After a lifetime of wandering, Mr Griston, who was known as “King Bas” but called himself “Basic Bas”, returned in his old age to a bush block at Old Farm Rd behind the Cascade Brewery where he grew up. Although he could afford much more, he chose to live in a caravan.
Mr David Hammond, who published Mr Griston’s autobiography, The Man on Mt Wellington, in 1988, said Mr Griston was a real character. “He was a rough, basic bloke but terribly generous right up to when he died,” he said.
The Head of the Kingborough and Huon police division, Inspector Ralph Belbin, said “All I knew him to do was run after other people and look after their problems”.
Although he detested the term do-gooder, Mr Griston fitted that description by getting surplus food from bakeries and supermarkets to distribute to pensioners and unemployed people.

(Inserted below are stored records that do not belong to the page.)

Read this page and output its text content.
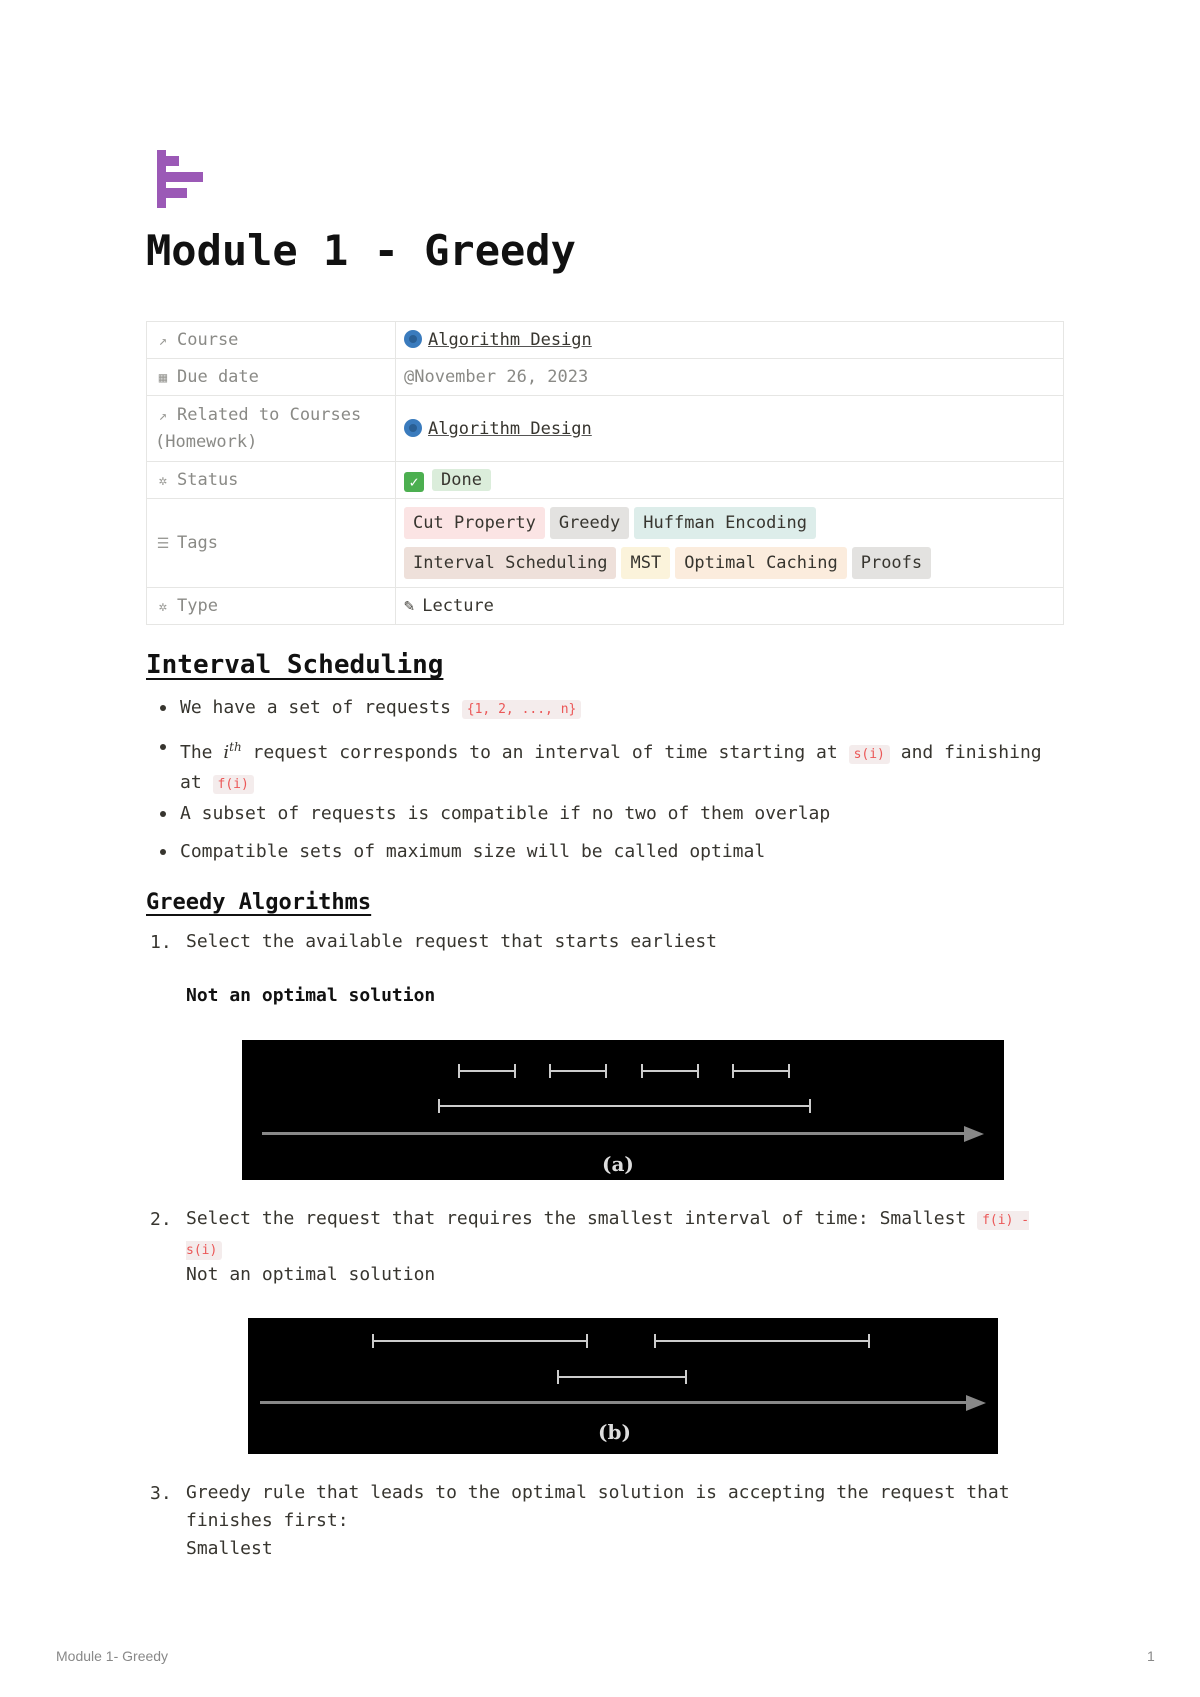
Module 1 - Greedy
↗ Course	Algorithm Design
▦ Due date	@November 26, 2023
↗ Related to Courses (Homework)	Algorithm Design
✲ Status	✓ Done
☰ Tags	Cut Property Greedy Huffman Encoding
Interval Scheduling MST Optimal Caching Proofs
✲ Type	✎ Lecture
Interval Scheduling
We have a set of requests {1, 2, ..., n}
The $i^{th}$ request corresponds to an interval of time starting at s(i) and finishing
at f(i)
A subset of requests is compatible if no two of them overlap
Compatible sets of maximum size will be called optimal
Greedy Algorithms
1. Select the available request that starts earliest
Not an optimal solution
(a)
2. Select the request that requires the smallest interval of time: Smallest f(i) - s(i)
Not an optimal solution
(b)
3. Greedy rule that leads to the optimal solution is accepting the request that
finishes first:
Smallest
Module 1- Greedy	1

He will be remembered as the man who gave a $150,000 farm in Summerleas Rd, Kingston, to Hobart’s homeless and unemployed youth and gave $20,000 to the women’s shelter movement, $5000 to the Unemployed Workers Union and $4000 to neglected children in Victoria.
Mr Griston said he wanted to give $250,000 to help disadvantaged students at the University of Tasmania if he could be granted a pension but when this was blocked he said the University eventually would get the money in his will.
Mr Griston served in the merchant navy during World War II, made a fortune through oil investments in the 1960s and travelled overseas extensively.